第十六話 一乃越4。
ロープは恐ろしく重かった。十キログラムや二十キログラムではない。最も細いロープを選んだがそれでも百キログラムはありそうだった。勿論、クウは諦めない。舞闘で鍛え上げられた膂力は非常に強く、クウは少しずつロープを引き上げていく。ファンブルしたとは言え、彼は充分に強いのだ。掌を擦りむきながらクウはロープを引く。手が震え、息が上がると、ロープを杭にひっかけて、休憩した。休みながら手を血だらけにしてクウはロープを引く。汗をかき、体中に巻かれた包帯は土に汚れてほどけ、クウは薄汚い姿を晒しながら、それでも作業を続けた。やるもやらないも自分次第だ。クウは自身の意思で作業を続ける。ロープをたぐり寄せた。山は今日も良く晴れて清々しく、光は鮮明だった。美しく静かな世界にクウの息づかいだけが響いていた。そして、永久に終わらないかと思われた作業もお昼を迎える少し前に決着した。引きちぎられたロープの先が崖の切っ先から姿を現したのだ。当たり前だが、最後は笑ってしまうほど、軽く、あっけなくクウは作業を完了した。

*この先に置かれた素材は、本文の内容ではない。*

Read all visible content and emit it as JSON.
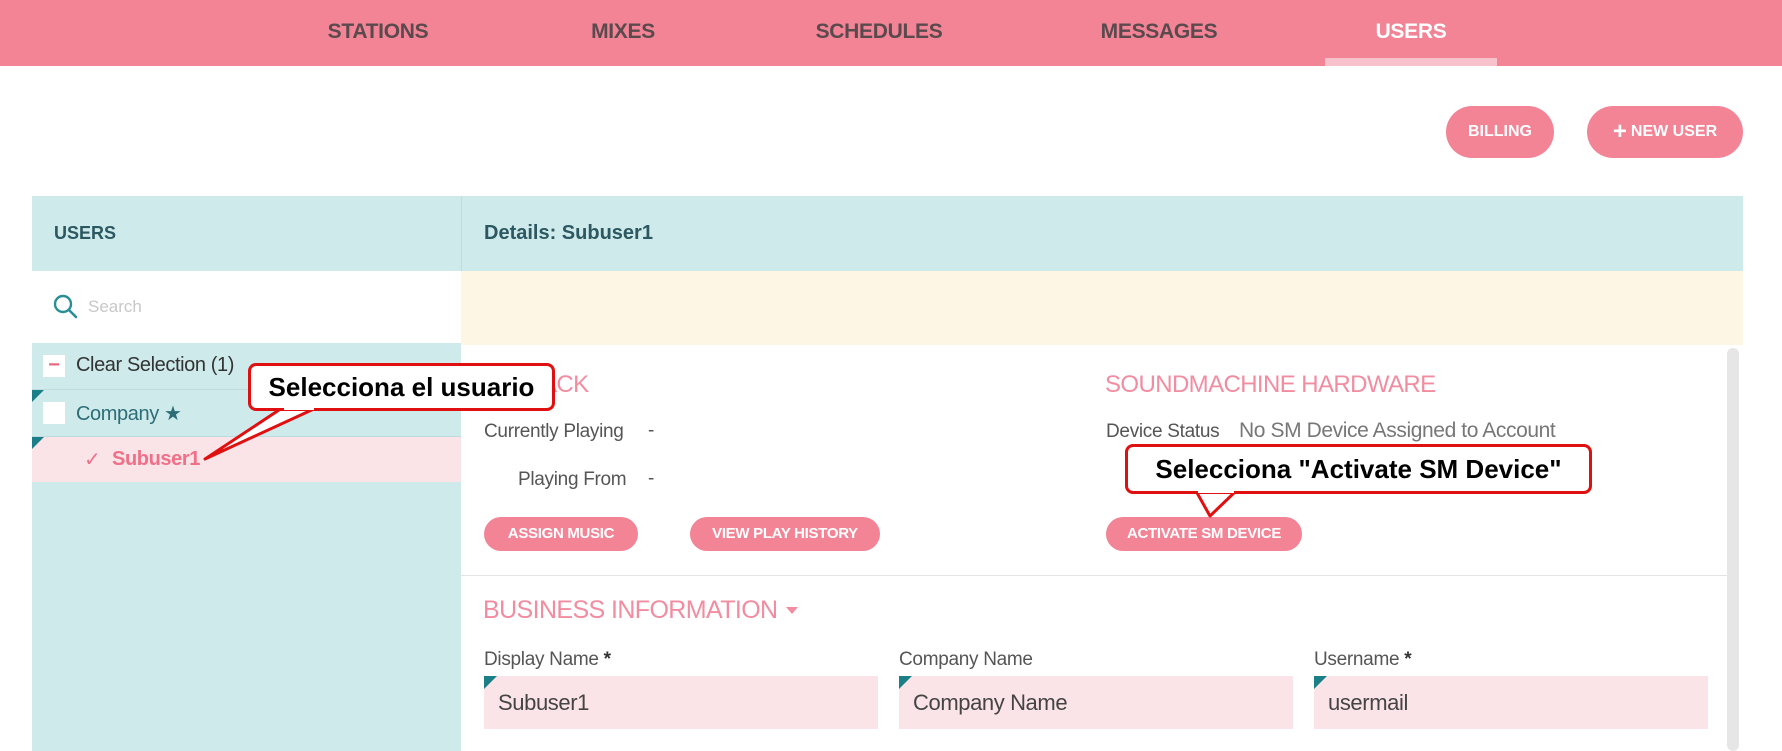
{
  "nav": {
    "tabs": [
      {
        "label": "STATIONS"
      },
      {
        "label": "MIXES"
      },
      {
        "label": "SCHEDULES"
      },
      {
        "label": "MESSAGES"
      },
      {
        "label": "USERS",
        "active": true
      }
    ]
  },
  "actions": {
    "billing": "BILLING",
    "new_user": "NEW USER",
    "new_user_icon": "plus-icon"
  },
  "users_panel": {
    "title": "USERS",
    "search_placeholder": "Search",
    "clear_selection": "Clear Selection (1)",
    "tree": [
      {
        "label": "Company ★",
        "selected": false
      },
      {
        "label": "Subuser1",
        "selected": true
      }
    ]
  },
  "details": {
    "title": "Details: Subuser1",
    "playback": {
      "title": "ACK",
      "currently_playing_label": "Currently Playing",
      "currently_playing_value": "-",
      "playing_from_label": "Playing From",
      "playing_from_value": "-",
      "assign_music": "ASSIGN MUSIC",
      "view_play_history": "VIEW PLAY HISTORY"
    },
    "hardware": {
      "title": "SOUNDMACHINE HARDWARE",
      "device_status_label": "Device Status",
      "device_status_value": "No SM Device Assigned to Account",
      "activate": "ACTIVATE SM DEVICE"
    },
    "business": {
      "title": "BUSINESS INFORMATION",
      "fields": [
        {
          "label": "Display Name",
          "required": "*",
          "value": "Subuser1"
        },
        {
          "label": "Company Name",
          "required": "",
          "value": "Company Name"
        },
        {
          "label": "Username",
          "required": "*",
          "value": "usermail"
        }
      ]
    }
  },
  "callouts": {
    "select_user": "Selecciona el usuario",
    "select_activate": "Selecciona \"Activate SM Device\"",
    "border_color": "#e01010"
  },
  "colors": {
    "brand_pink": "#f28496",
    "panel_teal": "#cfeaeb",
    "banner_cream": "#fdf6e4",
    "dark_teal": "#2c5861"
  }
}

早めのお昼をホシナシで済ませたクウは、状況を整理していた。引き上げたロープを自分の身長を基準にして測定したところ、長さはおよそ700メートルだった。黒丸から貰った地図が正しければこれは向こう岸に充分に到達する長さだ。また、これも黒丸情報が正しければ、崖下に到達するには300メートルほど足りない。でも、クウは霧街の城壁の外にある断崖から飛び降りることが出来ていた。崖下は柔らかい大地であるとは言え、霧街の断崖は500メートルはある。つまりクウはさほど時間をかけずに崖下に降りる手段を手にしたのだ。勿論だからといって対岸に到達出来るわけでは無い。だが、これでクウが旅を続けるためのオプションが二つになったのだ。落下傘大作戦と崖を上り下りする作戦の二つだ。
(どうしよう。)
クウは、断崖の側にロープを絡まないようにきれいに巻いて、その脇で向こう岸を眺めていた。クウは霧城の大断崖を上るのに3日かかっていた。この目の前の一乃越であれば、降りて渡るのに1日、上るのは7日は必要だ。落下傘でいくのなら1日で到達出来るが、リスクがとても高い。ロープをたぐり寄せてすりむけて掌が、崖を上り下りしようとクウを説得する。クウが決意を固めようとすると、崖下からの素晴らしい突風がクウを急かすように誘う。
……時間と成功率。
どちらを取ろうか、クウは考えていた。対岸に渡る事だけを考えれば、クウは崖を上り下りするだろう。時間がかかるがやり直しも利くし、いつか成功するだろう。だが、そこがゴールではないのだ。対岸は通過点に過ぎず、ゴールは大喝破でもなく、霧街の窮地を救うことだ。そしてその先には零鍵世界の死を止める大目標があるのだ。世界は謎の病に犯されていて、死を迎えようとしている。それは子供が生まれない……これは成体だけの問題になってしまったが……事による緩慢な死や、空の眼や流動する闇がもたらす暴力的な死もある。クウは世界を旅してその双方の脅威からこの美しい世界を守りたいと願っていた。逐鹿が旅立った様に、クウもまた世界の謎に向けて旅立ちたいと熱望していた。だから、ここで旅を終えるわけにはいかないのだ。これは、クウの人生で待ち受ける難題のほんの一部で、始まりにすぎない。突然、谷底から突風が吹き上がり、クウを誘うように揺さぶった。そして、クウの中の焦りが決断を鈍らせた。
(よし!落下傘で行こう。)
目指すゴールが遠ければ遠いほど、焦ってはいけない。失敗してやり直して、何度も挑む事が必要となる。もし、黒丸がここに居れば忠告できただろう。ここで無謀な賭に出て死んでしまえばその先はない。仮にここで霧街を烏頭鬼から救うことが出来なくとも世界は続き、可能性は残るのだ。今を大切にしない者に未来を語る資格は無い。だが、ここにはクウ独りだけで黒丸も渦翁もシキも、アマトさえ居なかった。クウは危険を承知で、賭に出ることにした。